Biden’s $370bn plan to support businesses, leading the transition to a low-carbon economy, has riled some of the largest US trading partners
The global energy transition is estimated to bring close to $200tn in opportunities and its own series of challenges. Now a global green trade and subsidy war is accelerating
US President Joe Biden’s $370bn plan to support businesses, leading the transition to a low-carbon economy has riled some of America’s largest trading partners, who say the measures unfairly benefit US companies and harm free trade.
Now the European Union is striking back with state support for industries that could generate as much as $1tn in green investments by 2030.
Asian allies are following suit, too.
Last August, Biden signed into law the US Inflation Reduction Act (IRA) to finance projects over the current decade and relies entirely on higher tax revenues, to the tune of $739bn.
The IRA offers tax credits and other incentives for the production of electric vehicles, renewable energy, sustainable aviation fuel and hydrogen.
European nations are upset at the IRA’s raw protectionism.
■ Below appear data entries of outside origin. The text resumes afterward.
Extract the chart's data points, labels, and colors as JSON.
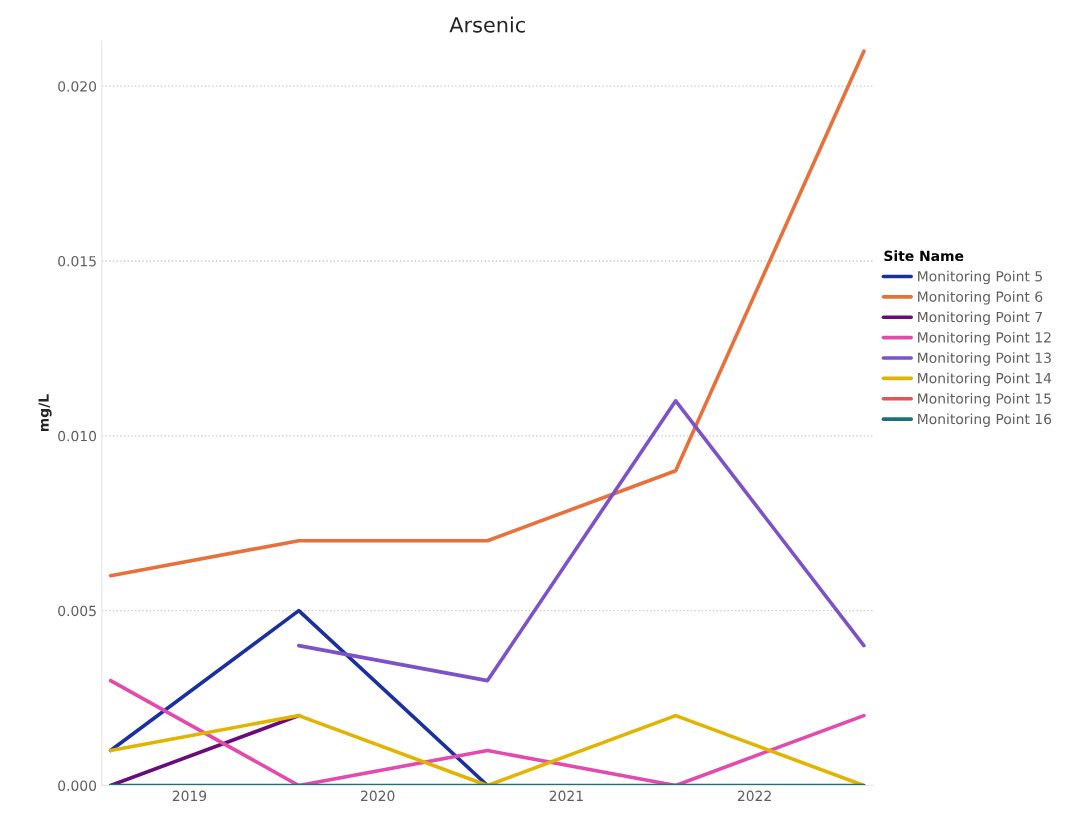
{
  "chart_data": {
    "type": "line",
    "title": "Arsenic",
    "ylabel": "mg/L",
    "legend_title": "Site Name",
    "x": [
      "2018-08",
      "2019-08",
      "2020-08",
      "2021-08",
      "2022-08"
    ],
    "series": [
      {
        "name": "Monitoring Point 5",
        "color": "#1a2fa0",
        "values": [
          0.001,
          0.005,
          0,
          null,
          null
        ]
      },
      {
        "name": "Monitoring Point 6",
        "color": "#e8703a",
        "values": [
          0.006,
          0.007,
          0.007,
          0.009,
          0.021
        ]
      },
      {
        "name": "Monitoring Point 7",
        "color": "#6b0a7a",
        "values": [
          0,
          0.002,
          null,
          null,
          null
        ]
      },
      {
        "name": "Monitoring Point 12",
        "color": "#e44aad",
        "values": [
          0.003,
          0,
          0.001,
          0,
          0.002
        ]
      },
      {
        "name": "Monitoring Point 13",
        "color": "#7d52c8",
        "values": [
          null,
          0.004,
          0.003,
          0.011,
          0.004
        ]
      },
      {
        "name": "Monitoring Point 14",
        "color": "#e0b400",
        "values": [
          0.001,
          0.002,
          0,
          0.002,
          0
        ]
      },
      {
        "name": "Monitoring Point 15",
        "color": "#e05555",
        "values": [
          null,
          null,
          null,
          null,
          null
        ]
      },
      {
        "name": "Monitoring Point 16",
        "color": "#197278",
        "values": [
          0,
          0,
          0,
          0,
          0
        ]
      }
    ],
    "xlim": [
      "2018-07-15",
      "2022-08-20"
    ],
    "xticks": [
      {
        "value": "2019-01-01",
        "label": "2019"
      },
      {
        "value": "2020-01-01",
        "label": "2020"
      },
      {
        "value": "2021-01-01",
        "label": "2021"
      },
      {
        "value": "2022-01-01",
        "label": "2022"
      }
    ],
    "ylim": [
      0,
      0.0213
    ],
    "yticks": [
      {
        "value": 0,
        "label": "0.000"
      },
      {
        "value": 0.005,
        "label": "0.005"
      },
      {
        "value": 0.01,
        "label": "0.010"
      },
      {
        "value": 0.015,
        "label": "0.015"
      },
      {
        "value": 0.02,
        "label": "0.020"
      }
    ],
    "grid": "y",
    "legend": "right",
    "marker": "none",
    "line_style": "solid"
  }
}
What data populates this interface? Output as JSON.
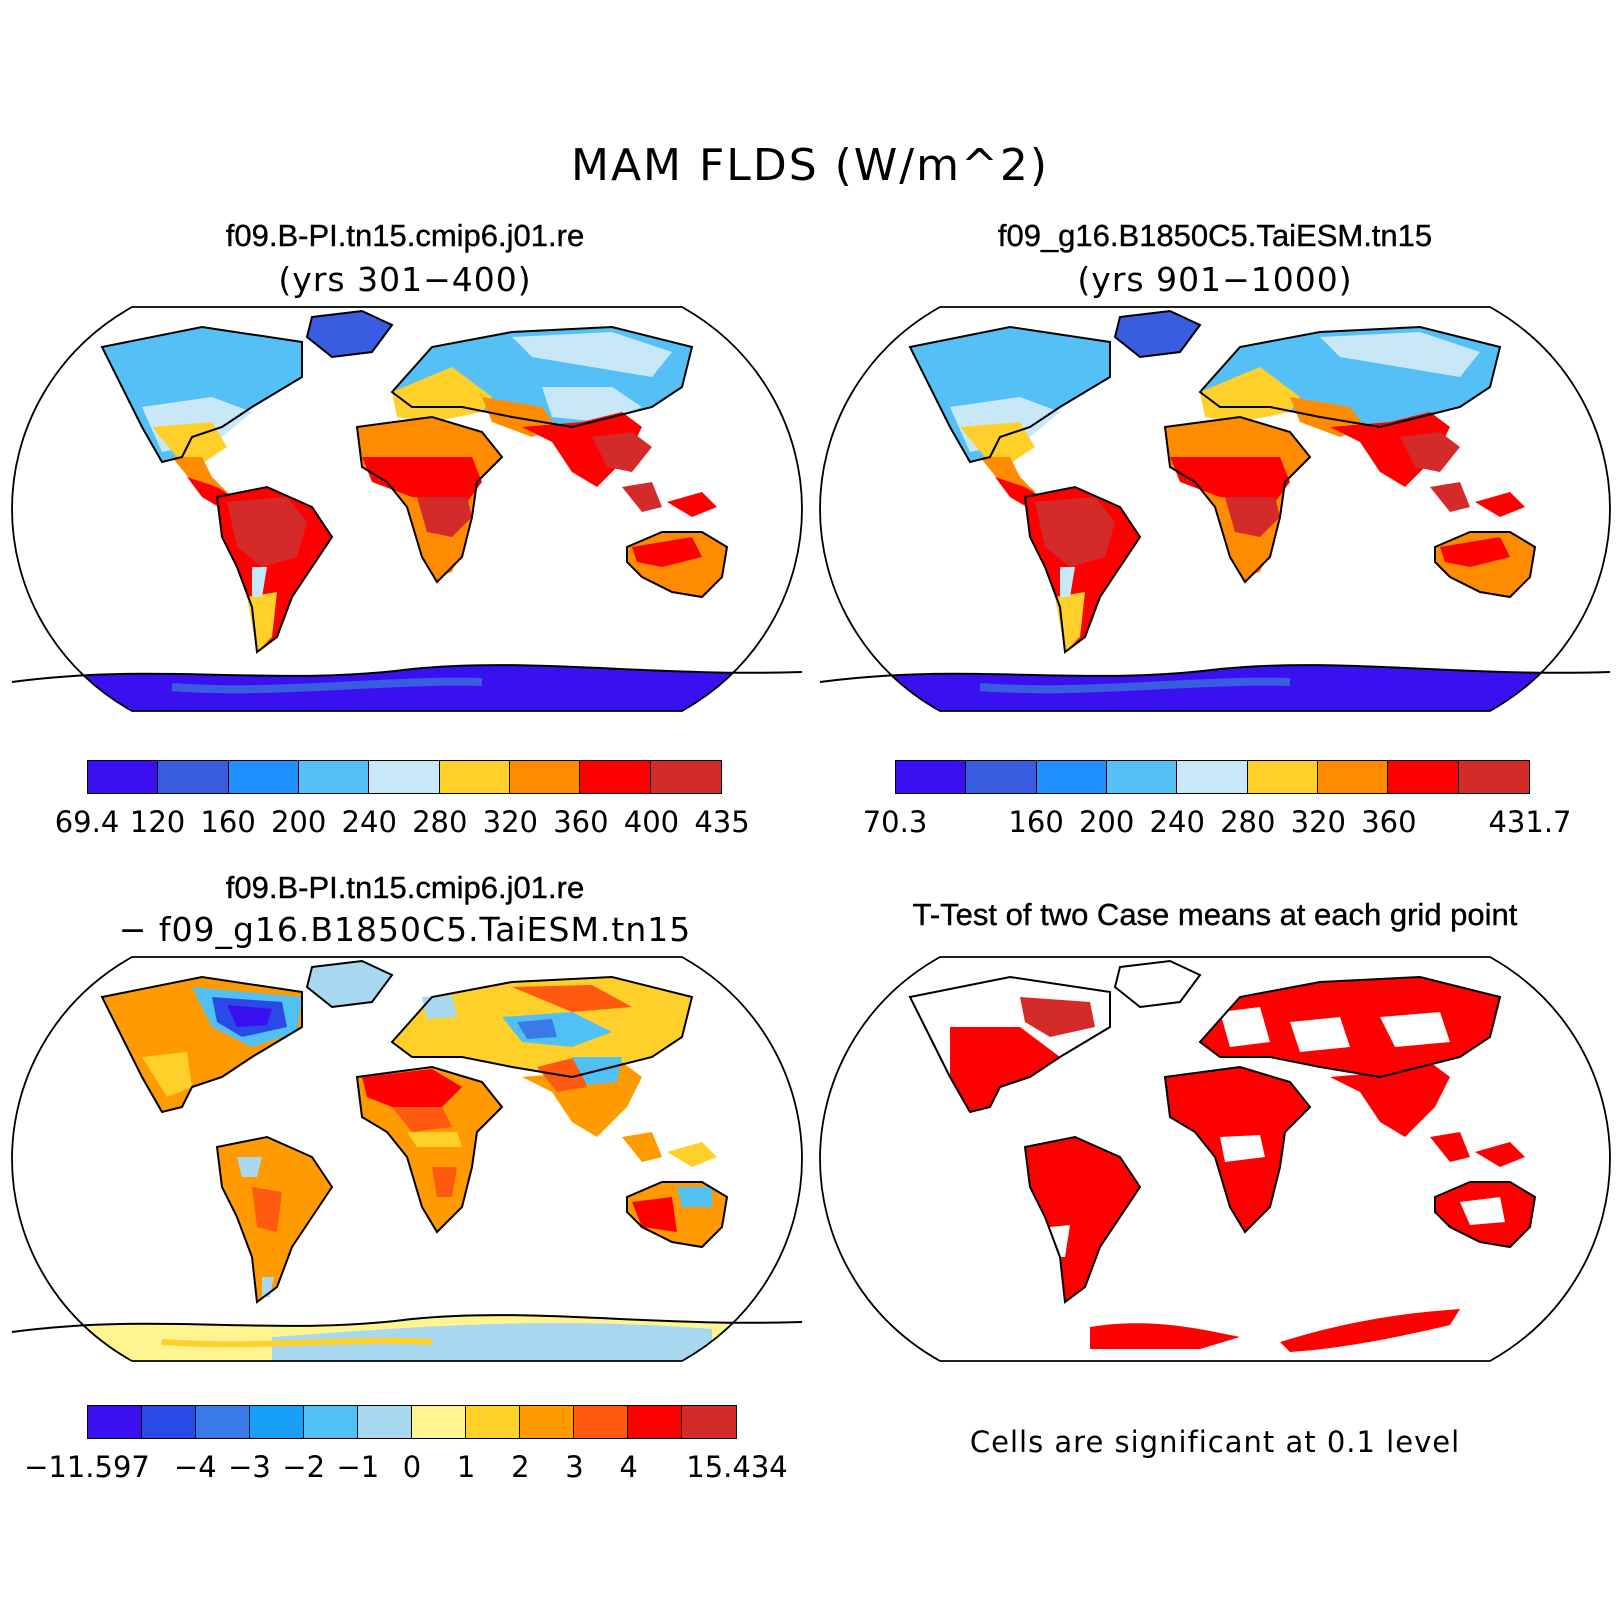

The biggest flash point is the consumer tax credit of up to $7,500 that is available only for electric vehicles assembled in North America.
Policymakers in Europe, Japan and South Korea worry that the law could lure investment to the US that might otherwise flow to their regions.
German carmaker Volkswagen, for example, opted in March to build a $2bn factory for its new electric Scout brand in South Carolina and picked a site in Canada for its first battery plant outside of Europe, describing the incentives on offer as akin to “a gold rush.”
Japan’s government initially complained that the US measures were “discriminatory” but Washington and Tokyo ultimately struck a deal to allow critical minerals sourced in Japan to qualify for the US subsidies.
South Korea’s Hyundai Motor Co and its affiliate Kia Corp said the law puts them at a disadvantage because they don’t have any EV plants in the US yet, though they soon will.
South Korea has announced its intention to jump into the fray with a 550tn won ($413bn) investment plan focused on public-private partnerships in chips, batteries, robots, EVs, displays, biotechnology and other areas.
Europe is advancing its own subsidies and tax breaks. The proposed Net Zero Industry Act aims to spur the investments required to meet at least 40% of the EU’s “clean technology” needs from within the bloc’s own borders by the end of the decade.
The hope is that companies will prioritize manufacturing in Europe and resist the lure of Biden’s tax breaks. The EU also passed a €43bn ($47.5bn) subsidy programme in April called the Chips Act to support advanced semiconductor manufacturing in the bloc.
When deep-pocketed governments attempt to outspend each other to produce national champions, companies in small and developing economies are usually impacted the most because their governments can’t muster the same scale of funding.
Despite the global outcries, the chances of the current tensions evolving into a full-fledged trade war are seen less likely.
Biden has sought to dial down the tension, acknowledging the US law has some “glitches” and that there’s room for tweaks to make it easier for European countries to participate.
He has said he wanted the legislation to be a “win-win” and that it had not been “designed to hurt China.”
But Biden’s law and the EU’s initiatives are partially seen as a response to China. Their aim is to redirect global supply chains for clean-energy products away from China so that Beijing can’t abuse its dominant position in some key raw materials.
This would be a radical shift for the EU especially, as it relies on China for 98% of its rare-earth minerals and magnets.
While greater funding for clean energy production and green technologies is essential, a fight over subsidies runs the risk of focusing too much on geography and not enough on the bigger picture.